Within 1 to 2 weeks the purpura or bruises disappear. The patient should be instructed to perform daily gentle cleansing of the area with mild
fragrance-free soap and water and to apply a topical antibiotic ointment and nonstick dressing. The treatment site is evaluated 6 to 8 weeks later. If residual scar
erythema or hypertrophy is noted, the laser treatment may be repeated.
The patient's response to previous laser treatments determines subsequent treatment fluences. The energy density generally remains the same if
there is adequate improvement (i.e., reduced scar erythema and bulk with increased pliability). If improvement is fair to nonexistent, an increase of 10% in the treatment
fluence should be chosen. A lower fluence should be used when individuals report posttreatment vesiculation or crusting, and careful attention should be paid to treatment
technique with avoidance of overlapping pulses.

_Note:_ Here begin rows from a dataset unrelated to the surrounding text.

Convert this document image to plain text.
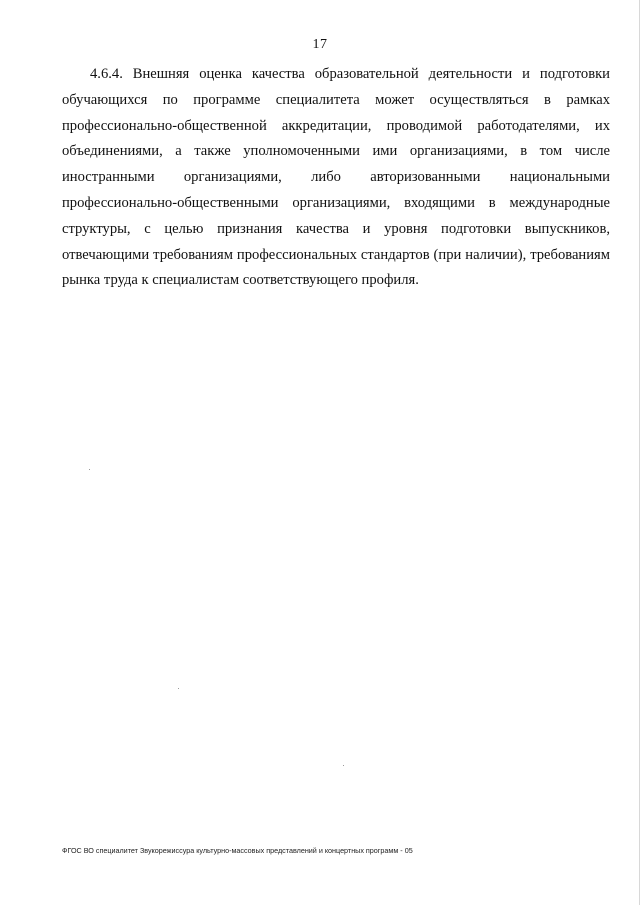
17

4.6.4. Внешняя оценка качества образовательной деятельности и подготовки обучающихся по программе специалитета может осуществляться в рамках профессионально-общественной аккредитации, проводимой работодателями, их объединениями, а также уполномоченными ими организациями, в том числе иностранными организациями, либо авторизованными национальными профессионально-общественными организациями, входящими в международные структуры, с целью признания качества и уровня подготовки выпускников, отвечающими требованиям профессиональных стандартов (при наличии), требованиям рынка труда к специалистам соответствующего профиля.

ФГОС ВО специалитет Звукорежиссура культурно-массовых представлений и концертных программ - 05
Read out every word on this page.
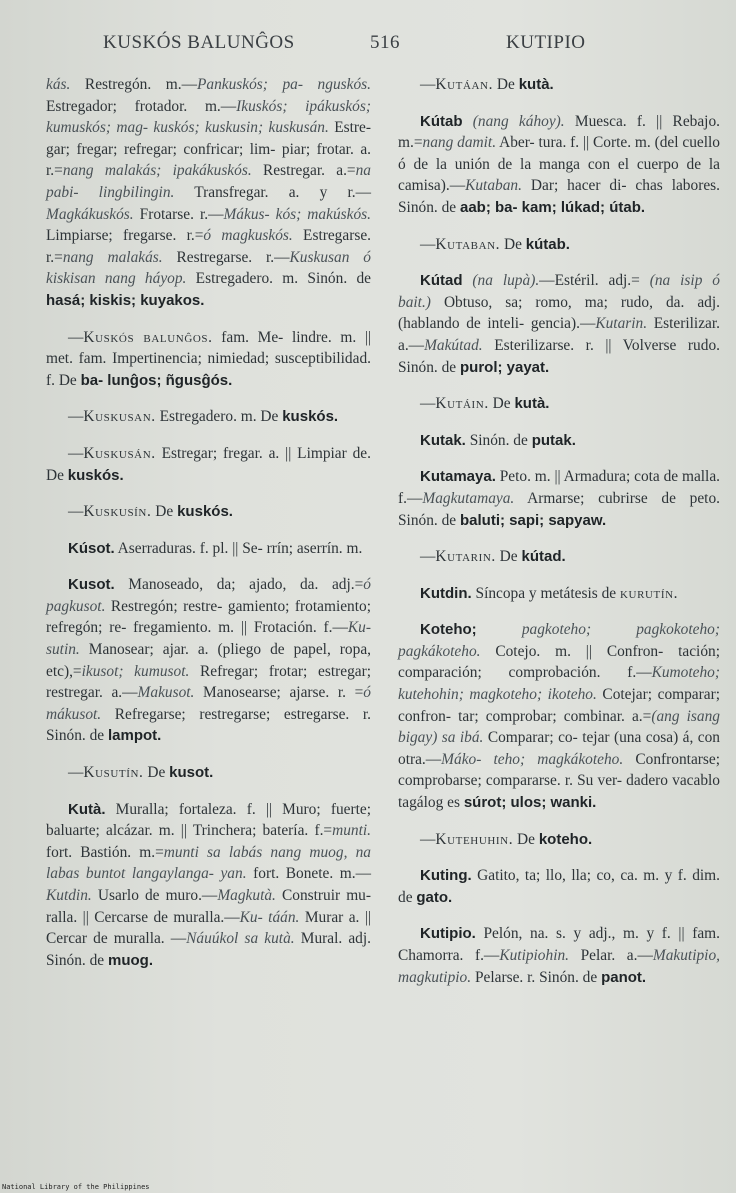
KUSKÓS BALUNĜOS	516	KUTIPIO

kás. Restregón. m.—Pankuskós; pa- nguskós. Estregador; frotador. m.—Ikuskós; ipákuskós; kumuskós; mag- kuskós; kuskusin; kuskusán. Estre- gar; fregar; refregar; confricar; lim- piar; frotar. a. r.=nang malakás; ipakákuskós. Restregar. a.=na pabi- lingbilingin. Transfregar. a. y r.—Magkákuskós. Frotarse. r.—Mákus- kós; makúskós. Limpiarse; fregarse. r.=ó magkuskós. Estregarse. r.=nang malakás. Restregarse. r.—Kuskusan ó kiskisan nang háyop. Estregadero. m. Sinón. de hasá; kiskis; kuyakos.

—Kuskós balunĝos. fam. Me- lindre. m. || met. fam. Impertinencia; nimiedad; susceptibilidad. f. De ba- lunĝos; ñgusĝós.

—Kuskusan. Estregadero. m. De kuskós.

—Kuskusán. Estregar; fregar. a. || Limpiar de. De kuskós.

—Kuskusín. De kuskós.

Kúsot. Aserraduras. f. pl. || Se- rrín; aserrín. m.

Kusot. Manoseado, da; ajado, da. adj.=ó pagkusot. Restregón; restre- gamiento; frotamiento; refregón; re- fregamiento. m. || Frotación. f.—Ku- sutin. Manosear; ajar. a. (pliego de papel, ropa, etc),=ikusot; kumusot. Refregar; frotar; estregar; restregar. a.—Makusot. Manosearse; ajarse. r. =ó mákusot. Refregarse; restregarse; estregarse. r. Sinón. de lampot.

—Kusutín. De kusot.

Kutà. Muralla; fortaleza. f. || Muro; fuerte; baluarte; alcázar. m. || Trinchera; batería. f.=munti. fort. Bastión. m.=munti sa labás nang muog, na labas buntot langaylanga- yan. fort. Bonete. m.—Kutdin. Usarlo de muro.—Magkutà. Construir mu- ralla. || Cercarse de muralla.—Ku- táán. Murar a. || Cercar de muralla. —Náuúkol sa kutà. Mural. adj. Sinón. de muog.

—Kutáan. De kutà.

Kútab (nang káhoy). Muesca. f. || Rebajo. m.=nang damit. Aber- tura. f. || Corte. m. (del cuello ó de la unión de la manga con el cuerpo de la camisa).—Kutaban. Dar; hacer di- chas labores. Sinón. de aab; ba- kam; lúkad; útab.

—Kutaban. De kútab.

Kútad (na lupà).—Estéril. adj.= (na isip ó bait.) Obtuso, sa; romo, ma; rudo, da. adj. (hablando de inteli- gencia).—Kutarin. Esterilizar. a.—Makútad. Esterilizarse. r. || Volverse rudo. Sinón. de purol; yayat.

—Kutáin. De kutà.

Kutak. Sinón. de putak.

Kutamaya. Peto. m. || Armadura; cota de malla. f.—Magkutamaya. Armarse; cubrirse de peto. Sinón. de baluti; sapi; sapyaw.

—Kutarin. De kútad.

Kutdin. Síncopa y metátesis de kurutín.

Koteho;	pagkoteho; pagkokoteho; pagkákoteho. Cotejo. m. || Confron- tación; comparación; comprobación. f.—Kumoteho; kutehohin; magkoteho; ikoteho. Cotejar; comparar; confron- tar; comprobar; combinar. a.=(ang isang bigay) sa ibá. Comparar; co- tejar (una cosa) á, con otra.—Máko- teho; magkákoteho. Confrontarse; comprobarse; compararse. r. Su ver- dadero vacablo tagálog es súrot; ulos; wanki.

—Kutehuhin. De koteho.

Kuting. Gatito, ta; llo, lla; co, ca. m. y f. dim. de gato.

Kutipio. Pelón, na. s. y adj., m. y f. || fam. Chamorra. f.—Kutipiohin. Pelar. a.—Makutipio, magkutipio. Pelarse. r. Sinón. de panot.

National Library of the Philippines
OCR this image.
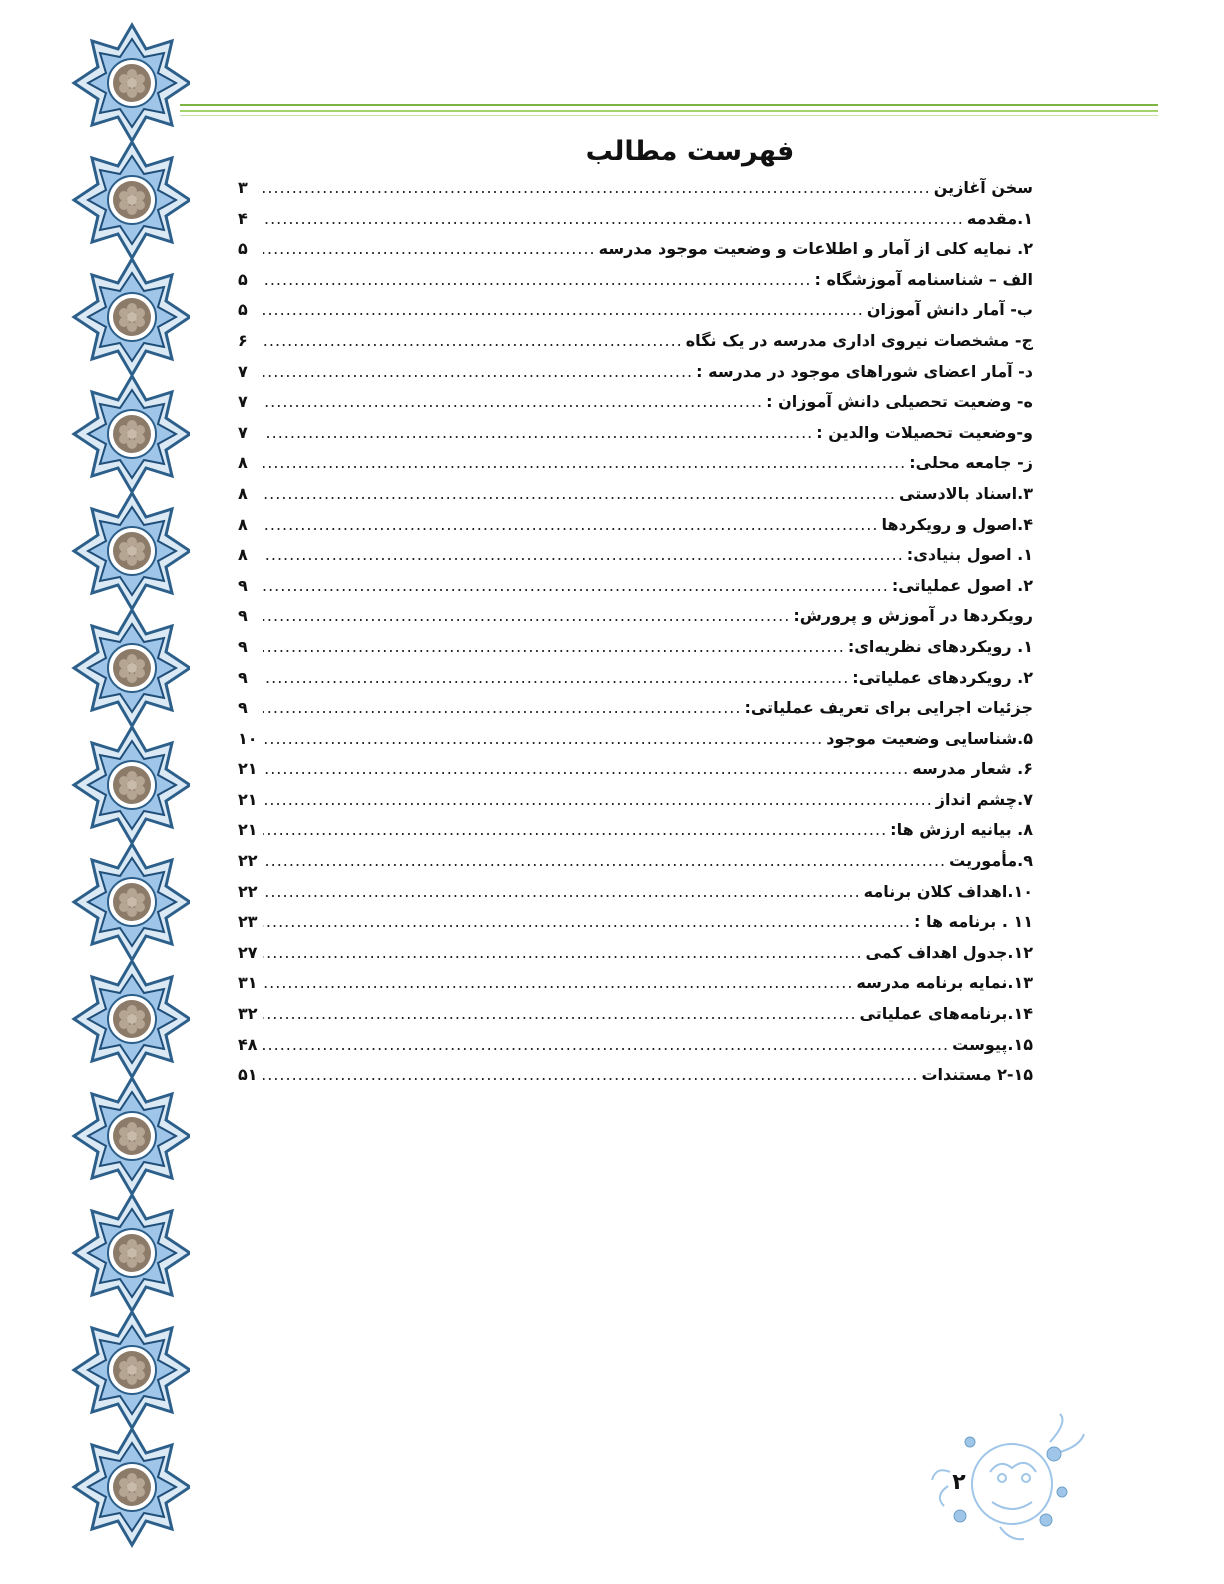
فهرست مطالب
سخن آغازین
.....
۳
۱.مقدمه
.....
۴
۲. نمایه کلی از آمار و اطلاعات و وضعیت موجود مدرسه
.....
۵
الف – شناسنامه آموزشگاه :
.....
۵
ب- آمار دانش آموزان
.....
۵
ج- مشخصات نیروی اداری مدرسه در یک نگاه
.....
۶
د- آمار اعضای شوراهای موجود در مدرسه :
.....
۷
ه- وضعیت تحصیلی دانش آموزان :
.....
۷
و-وضعیت تحصیلات والدین :
.....
۷
ز- جامعه محلی:
.....
۸
۳.اسناد بالادستی
.....
۸
۴.اصول و رویکردها
.....
۸
۱. اصول بنیادی:
.....
۸
۲. اصول عملیاتی:
.....
۹
رویکردها در آموزش و پرورش:
.....
۹
۱. رویکردهای نظریه‌ای:
.....
۹
۲. رویکردهای عملیاتی:
.....
۹
جزئیات اجرایی برای تعریف عملیاتی:
.....
۹
۵.شناسایی وضعیت موجود
.....
۱۰
۶. شعار مدرسه
.....
۲۱
۷.چشم انداز
.....
۲۱
۸. بیانیه ارزش ها:
.....
۲۱
۹.مأموریت
.....
۲۲
۱۰.اهداف کلان برنامه
.....
۲۲
۱۱ . برنامه ها :
.....
۲۳
۱۲.جدول اهداف کمی
.....
۲۷
۱۳.نمایه برنامه مدرسه
.....
۳۱
۱۴.برنامه‌های عملیاتی
.....
۳۲
۱۵.پیوست
.....
۴۸
۲-۱۵ مستندات
.....
۵۱
۲
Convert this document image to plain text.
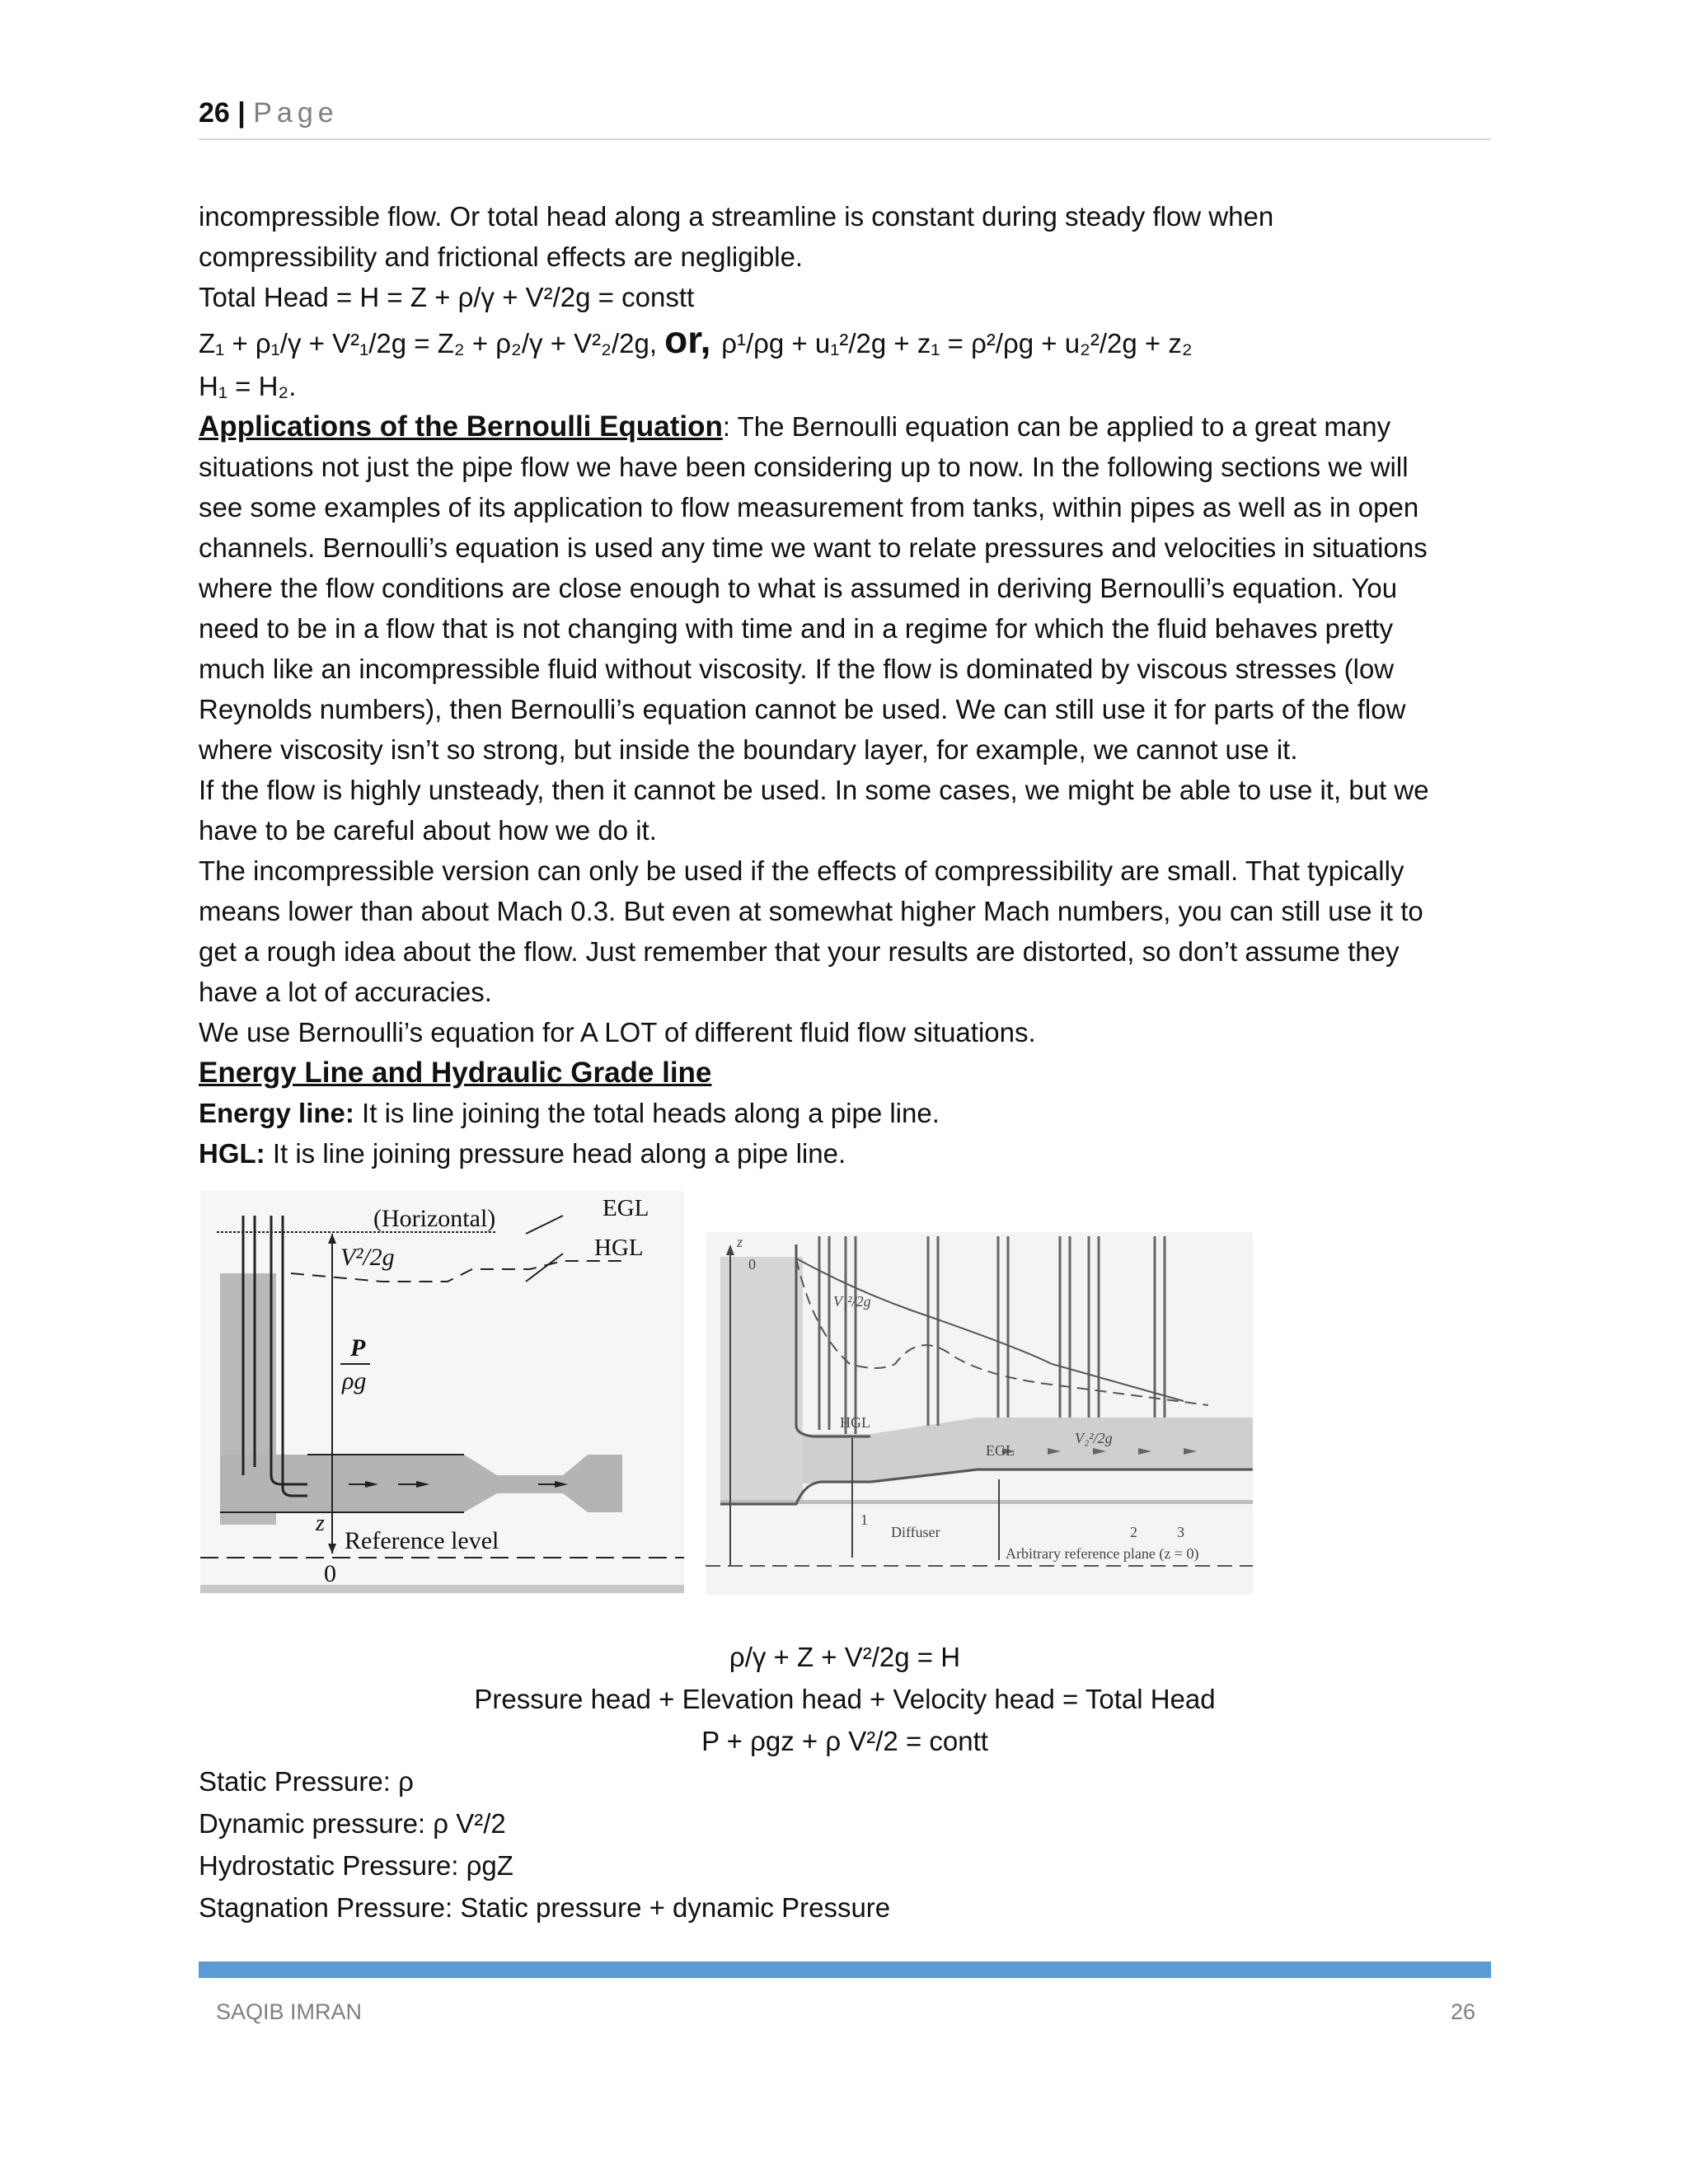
26 | Page
incompressible flow. Or total head along a streamline is constant during steady flow when
compressibility and frictional effects are negligible.
Total Head = H = Z + ρ/γ + V²/2g = constt
Z₁ + ρ₁/γ + V²₁/2g = Z₂ + ρ₂/γ + V²₂/2g, or, ρ¹/ρg + u₁²/2g + z₁ = ρ²/ρg + u₂²/2g + z₂
H₁ = H₂.
Applications of the Bernoulli Equation: The Bernoulli equation can be applied to a great many
situations not just the pipe flow we have been considering up to now. In the following sections we will
see some examples of its application to flow measurement from tanks, within pipes as well as in open
channels. Bernoulli’s equation is used any time we want to relate pressures and velocities in situations
where the flow conditions are close enough to what is assumed in deriving Bernoulli’s equation. You
need to be in a flow that is not changing with time and in a regime for which the fluid behaves pretty
much like an incompressible fluid without viscosity. If the flow is dominated by viscous stresses (low
Reynolds numbers), then Bernoulli’s equation cannot be used. We can still use it for parts of the flow
where viscosity isn’t so strong, but inside the boundary layer, for example, we cannot use it.
If the flow is highly unsteady, then it cannot be used. In some cases, we might be able to use it, but we
have to be careful about how we do it.
The incompressible version can only be used if the effects of compressibility are small. That typically
means lower than about Mach 0.3. But even at somewhat higher Mach numbers, you can still use it to
get a rough idea about the flow. Just remember that your results are distorted, so don’t assume they
have a lot of accuracies.
We use Bernoulli’s equation for A LOT of different fluid flow situations.
Energy Line and Hydraulic Grade line
Energy line: It is line joining the total heads along a pipe line.
HGL: It is line joining pressure head along a pipe line.
(Horizontal)	EGL
HGL
V²/2g
P
ρg
z
Reference level
0
z
0
V₁²/2g
HGL
EGL
V₂²/2g
1
Diffuser	2	3
Arbitrary reference plane (z = 0)
ρ/γ + Z + V²/2g = H
Pressure head + Elevation head + Velocity head = Total Head
P + ρgz + ρ V²/2 = contt
Static Pressure: ρ
Dynamic pressure: ρ V²/2
Hydrostatic Pressure: ρgZ
Stagnation Pressure: Static pressure + dynamic Pressure
SAQIB IMRAN	26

SIDE EFFECTS AND COMPLICATIONS
Hyperpigmentation of the irradiated skin is the most common side effect following laser treatment of scars with the 585-nm flashlamp-pumped pulsed
dye laser. With adequate protection and avoidance of the sun, the hyperpigmentation spontaneously fades over time. The fading process can be hastened with daily application
of hydroquinone (or other bleach) cream.
Subsequent laser treatments on hyperpigmented scars should be postponed and resumed only after the pigmentation has completely resolved in order for the
laser to exert its optimal effect without interference from a competing chromophore (or target) such as melanin.
Other complications such as blister formation and scar worsening (due to excessive thermal damage to the skin) can be mediated with the use of proper
energy densitites and nonoverlapping laser pulses. An allergic contact dermatitis may occasionally result from the prescribed topical antibiotic, as may irritant dermatitis
from the dressing adhesive. The type of vesiculation (e.g., non-purpuric and not relating to the laser spot "footprint") and the presence of pruritis (commonly associated with
dermatitis) are identifiable markers facilitating the determination of proper care and patient management (e.g., discontinuation of the ointment or dressing and application of
a mild corticosteroid cream such as hydrocortisone, until the problem resolves).
In most hypertrophic scars, a mean improvement exceeding 80% is seen following two or three laser treatments. Treated scars are less erythematous and flatter,
and exhibit an appearance similar to the normal surrounding skin. Scars that are more fibrotic or keloid-like typically require additional treatment sessions in order to achieve the
desired cosmetic effect (i.e., lightening and flattening of the scar). Optimal inter-treatment intervals of 6 to 8 weeks are necessary to allow for adequate skin healing between laser
Hypertrophic scarring commonly occurs following surgery or trauma and has been exceedingly difficult to treat in the past. The use of the 585-nm flashlamp-pumped
pulsed dye laser is an effective treatment for hypertrophic scars and keloids. The clinical appearance, surface texture, pliability, and symptoms of scars can improve following a few
treatment sessions. Results are long-lasting and scar recurrences are rare. The ease of treatment enhances viability and patient acceptance.
Although the exact mechanism of action responsible for the laser's effects is unknown, laser stimulated release of histamine or other factors may play an integral role
in scar fibroblast activity. The effect of adjuvant treatments such as intralesional corticosteroids should be studied in future investigations to determine whether there is a synergistic
therapeutic benefit and improvement in clinical outcome.